The high-temperature electronics have the computational ability of a solar powered calculator,
so they can only tackle basic processes.
To traverse the Venus landscape, the team is looking to one of the planet's most abundant
resources for a boost...
wind.
So the wind seems to be the best approach for navigating the surface of Venus with then
a mechanical obstacle-avoidance detection system that would sense obstacles in the near
term, including holes, rocks, and cliffs that the rover couldn't drive over and overcome.
If conditions are right, HAR-V could even withstand the harsh elements on Venus for
up to 120 days, far surpassing the Soviet record of just over two hours.
HAR-V handles the temperature by being built
out of stainless steel and titanium alloys, which can operate at these extremely high
temperatures and are impervious to the sulfuric acid content in the atmosphere
Now, HAR-V doesn't simply exist on the computer.
Jonathan and his team have actually started putting the design to the test.
So what we have here is what we call a Representative Rover Prototype.
Now you'll notice it looks pretty different then the images of the CAD model or what anything
you'd expect to see driving on Venus.
What we're primarily demonstrating here is our mechanical drive system; the ability to
detect an obstacle with our simple bumper here out the front, and the ability to reverse,
back up, and continue to drive forward after we've detected that obstacle.
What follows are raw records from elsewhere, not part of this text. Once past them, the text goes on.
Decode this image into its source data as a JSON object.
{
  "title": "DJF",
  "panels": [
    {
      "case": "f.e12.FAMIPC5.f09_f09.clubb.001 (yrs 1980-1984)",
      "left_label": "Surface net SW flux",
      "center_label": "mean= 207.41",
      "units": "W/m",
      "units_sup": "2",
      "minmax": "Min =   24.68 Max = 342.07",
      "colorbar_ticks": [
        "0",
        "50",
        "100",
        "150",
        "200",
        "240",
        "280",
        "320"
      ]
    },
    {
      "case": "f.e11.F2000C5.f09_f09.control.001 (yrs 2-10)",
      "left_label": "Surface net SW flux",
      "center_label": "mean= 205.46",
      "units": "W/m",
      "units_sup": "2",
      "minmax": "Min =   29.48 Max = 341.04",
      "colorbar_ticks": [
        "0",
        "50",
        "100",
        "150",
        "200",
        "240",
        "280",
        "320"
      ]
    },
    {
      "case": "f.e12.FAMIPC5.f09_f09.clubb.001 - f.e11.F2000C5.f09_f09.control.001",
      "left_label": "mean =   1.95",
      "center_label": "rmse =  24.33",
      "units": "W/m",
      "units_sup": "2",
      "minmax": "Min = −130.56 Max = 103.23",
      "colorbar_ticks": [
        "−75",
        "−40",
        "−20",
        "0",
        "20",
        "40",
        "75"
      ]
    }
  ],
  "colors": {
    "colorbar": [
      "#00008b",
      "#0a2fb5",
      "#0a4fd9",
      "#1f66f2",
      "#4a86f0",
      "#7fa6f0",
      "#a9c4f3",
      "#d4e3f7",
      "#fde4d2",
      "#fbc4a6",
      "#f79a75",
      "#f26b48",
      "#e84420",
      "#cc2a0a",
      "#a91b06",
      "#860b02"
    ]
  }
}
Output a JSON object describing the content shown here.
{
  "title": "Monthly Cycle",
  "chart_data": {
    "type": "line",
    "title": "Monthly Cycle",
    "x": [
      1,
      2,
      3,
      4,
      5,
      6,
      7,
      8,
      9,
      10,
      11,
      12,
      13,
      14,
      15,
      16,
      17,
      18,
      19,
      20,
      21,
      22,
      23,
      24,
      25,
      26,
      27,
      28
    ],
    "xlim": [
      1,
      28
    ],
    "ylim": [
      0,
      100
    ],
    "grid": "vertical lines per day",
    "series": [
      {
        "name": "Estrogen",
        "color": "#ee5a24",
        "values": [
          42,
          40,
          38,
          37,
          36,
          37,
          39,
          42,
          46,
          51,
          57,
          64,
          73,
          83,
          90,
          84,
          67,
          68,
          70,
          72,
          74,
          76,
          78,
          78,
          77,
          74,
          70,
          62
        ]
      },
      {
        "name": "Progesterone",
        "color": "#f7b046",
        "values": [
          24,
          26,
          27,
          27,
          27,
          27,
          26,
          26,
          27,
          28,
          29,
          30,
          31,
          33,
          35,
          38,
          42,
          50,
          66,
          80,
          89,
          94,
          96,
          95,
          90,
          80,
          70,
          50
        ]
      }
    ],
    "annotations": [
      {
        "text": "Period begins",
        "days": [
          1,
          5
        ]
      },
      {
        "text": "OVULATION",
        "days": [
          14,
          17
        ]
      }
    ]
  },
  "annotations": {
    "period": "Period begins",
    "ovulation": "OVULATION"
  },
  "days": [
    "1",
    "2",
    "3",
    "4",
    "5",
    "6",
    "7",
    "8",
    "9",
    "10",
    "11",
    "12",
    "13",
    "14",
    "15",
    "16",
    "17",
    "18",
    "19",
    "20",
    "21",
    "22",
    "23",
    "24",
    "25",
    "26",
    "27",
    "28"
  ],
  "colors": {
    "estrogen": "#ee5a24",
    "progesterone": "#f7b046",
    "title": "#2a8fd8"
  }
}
The prototype does a fine job with rocks, but Jonathan's got a lean team to work with,
so they crowdsourced ideas for a sensor to detect hills and holes.
Then they waited…
We were completely blown away by the response
We had architects.
We had artists, as well as engineering students and tinkerers.
I would've been thrilled with 50 concepts even, but instead we got over 500 concepts
submitted.
One of the incredible things about HAR-V is that, because it is mechanical
And we're trying to look at how to do things in a simpler way
whenever I'd talk to people about it, they connect with it in a different way and understand it and
start even giving ideas of how to do different operations
At the moment, the conceptual design for HAR-V is about 95% complete.
While Jonathan and his team are still working out the final details, he's already imagining
what HAR-V might uncover.
One is helping us understand the geologic variations across Venus and that can help
give you a lot of information for why the planet is the way it is.
Why is there a planet that's so similar to Earth in size, in location in the solar system,
but so extremely different from Earth?
How did Venus take this other backstory or change into this really hostile environment?
Of course, there's also the search for life beyond Earth.
We often hear the term life as we know it but what about life as we don't know it?
How could that exist, and what would it look like?
Venus has been our underexplored sibling for so long, but that's all about to change.
I should clarify that, scientifically, Venus is not an exoplanet, right?
An exoplanet is around another star.
Basically, it's a planet that's very different from Earth but similar enough that we might
expect it to harbor life, if we saw it around another star.